En la Primera Guerra Mundial se mantuvo neutral, pero en la Gran Guerra de 1945 no pudo evitar ser invadida y ocupada por la Alemania nazi, que obligó al Rey Haakón a abandonar el país e instauró como Jefe del Estado al servicio de Berlín a Vidkun Quisling, cuyo nombre ha quedado en la historia como ejemplo de presidente-títere. Tras la derrota de Alemania el Rey volvió al país y falleció en 1957, subiendo al trono su hijo Olav V. A finales de los sesenta comenzaron las negociaciones para la incorporación a la Comunidad Económica Europea,que se vieron interrumpidas en 1972 por la victoria en referéndum de los contrarios a la integración.

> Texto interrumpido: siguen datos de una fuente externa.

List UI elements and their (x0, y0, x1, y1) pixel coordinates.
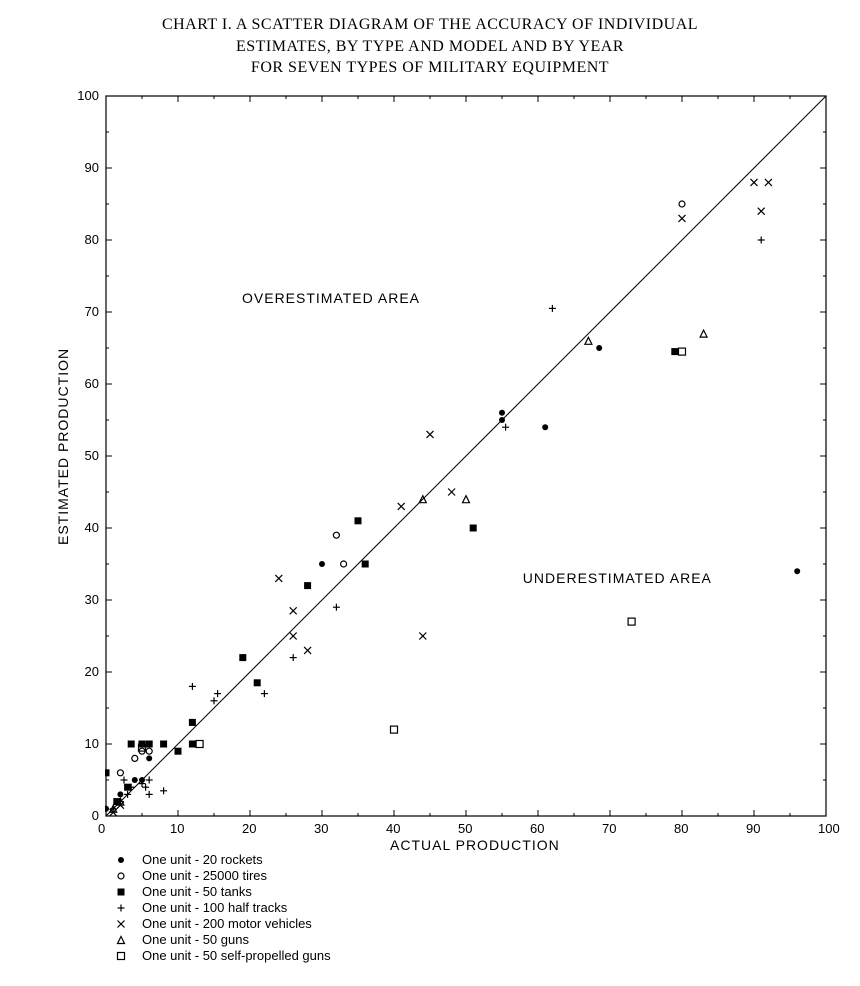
x-axis-label: ACTUAL PRODUCTION (390, 837, 560, 853)
legend-label: One unit - 50 tanks (142, 884, 252, 900)
x-tick-label: 60 (530, 821, 544, 836)
y-tick-label: 10 (71, 736, 99, 751)
guns-marker-icon (110, 933, 132, 947)
legend: One unit - 20 rocketsOne unit - 25000 ti… (110, 852, 331, 964)
legend-item-halftracks: One unit - 100 half tracks (110, 900, 331, 916)
legend-item-spguns: One unit - 50 self-propelled guns (110, 948, 331, 964)
y-tick-label: 20 (71, 664, 99, 679)
y-axis-label: ESTIMATED PRODUCTION (55, 348, 71, 545)
x-tick-label: 10 (170, 821, 184, 836)
x-tick-label: 20 (242, 821, 256, 836)
chart-page: CHART I. A SCATTER DIAGRAM OF THE ACCURA… (0, 0, 860, 986)
y-tick-label: 50 (71, 448, 99, 463)
x-tick-label: 80 (674, 821, 688, 836)
x-tick-label: 30 (314, 821, 328, 836)
overestimated-annotation: OVERESTIMATED AREA (242, 290, 420, 306)
y-tick-label: 60 (71, 376, 99, 391)
title-line-3: FOR SEVEN TYPES OF MILITARY EQUIPMENT (251, 59, 609, 76)
legend-label: One unit - 100 half tracks (142, 900, 287, 916)
chart-title: CHART I. A SCATTER DIAGRAM OF THE ACCURA… (0, 14, 860, 79)
legend-label: One unit - 200 motor vehicles (142, 916, 312, 932)
x-tick-label: 90 (746, 821, 760, 836)
legend-item-rockets: One unit - 20 rockets (110, 852, 331, 868)
y-tick-label: 30 (71, 592, 99, 607)
legend-item-motorvehicles: One unit - 200 motor vehicles (110, 916, 331, 932)
x-tick-label: 50 (458, 821, 472, 836)
halftracks-marker-icon (110, 901, 132, 915)
scatter-plot (105, 95, 827, 817)
title-line-1: CHART I. A SCATTER DIAGRAM OF THE ACCURA… (162, 16, 698, 33)
legend-item-tanks: One unit - 50 tanks (110, 884, 331, 900)
y-tick-label: 100 (71, 88, 99, 103)
y-tick-label: 70 (71, 304, 99, 319)
x-tick-label: 100 (818, 821, 840, 836)
tanks-marker-icon (110, 885, 132, 899)
rockets-marker-icon (110, 853, 132, 867)
motorvehicles-marker-icon (110, 917, 132, 931)
x-tick-label: 0 (98, 821, 105, 836)
y-tick-label: 0 (71, 808, 99, 823)
x-tick-label: 40 (386, 821, 400, 836)
underestimated-annotation: UNDERESTIMATED AREA (523, 570, 712, 586)
legend-item-tires: One unit - 25000 tires (110, 868, 331, 884)
title-line-2: ESTIMATES, BY TYPE AND MODEL AND BY YEAR (236, 38, 624, 55)
y-tick-label: 40 (71, 520, 99, 535)
legend-label: One unit - 50 self-propelled guns (142, 948, 331, 964)
y-tick-label: 80 (71, 232, 99, 247)
spguns-marker-icon (110, 949, 132, 963)
legend-label: One unit - 50 guns (142, 932, 249, 948)
tires-marker-icon (110, 869, 132, 883)
legend-item-guns: One unit - 50 guns (110, 932, 331, 948)
legend-label: One unit - 20 rockets (142, 852, 263, 868)
y-tick-label: 90 (71, 160, 99, 175)
legend-label: One unit - 25000 tires (142, 868, 267, 884)
x-tick-label: 70 (602, 821, 616, 836)
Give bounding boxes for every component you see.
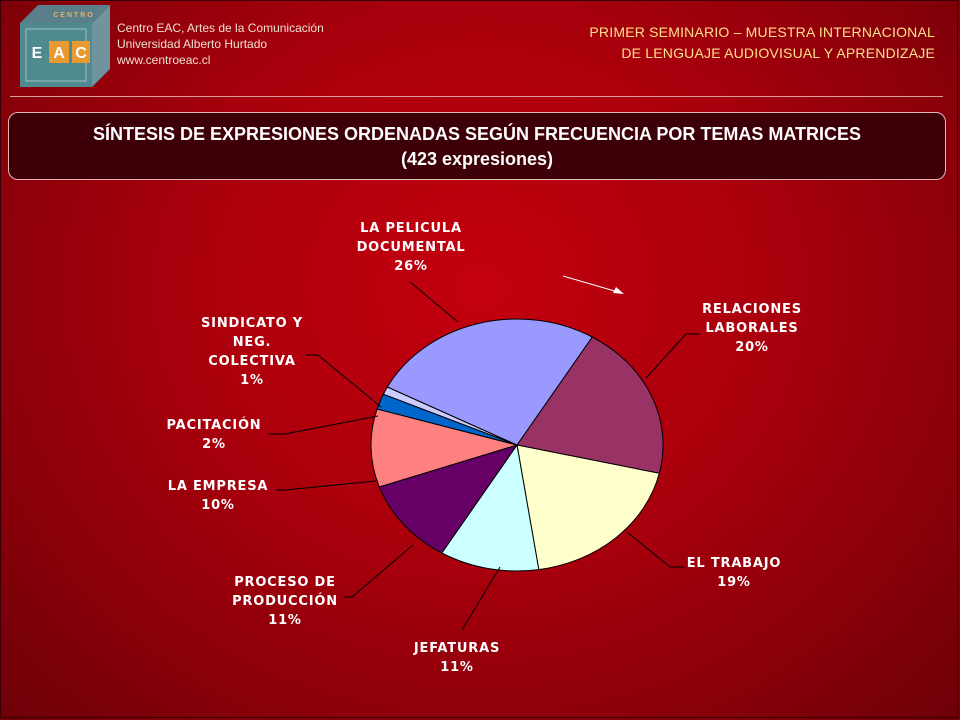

En 1991 murió el Rey Olav V y subió al trono su hijo Harald V, y en 1993 se reanudaron las negociaciones para la entrada en la nueva Unión Europea nacida tras el Tratado de Maastricht. No obstante, el pueblo noruego volvió a rechazar esa posibilidad mediante referéndum en ese mismo año.

 

Noruega ha sabido en los últimos años mantener una estabilidad política que le ha permitido consolidar su economía, ya que ha conseguido la reducción de la inflación, el aumento de las exportaciones y la contención de la tasa de desempleo, que es una de las más bajas de Europa. En el plano internacional el país ha mejorado su imagen gracias al notable éxito económico y deportivo de los Juegos Olímpicos de Invierno de 1994 en Lillehamer, y sobre todo, a su destacado papel en la resolución del conflicto entre Israel y la OLP (Organización para la Liberación de Palestina), que negociaron secretamente la paz bajo los auspicios de Johan Jörgan Holst, Ministro de Asuntos Exteriores de Noruega, lográndose en 1993 la firma del Acuerdo de Paz de Oslo.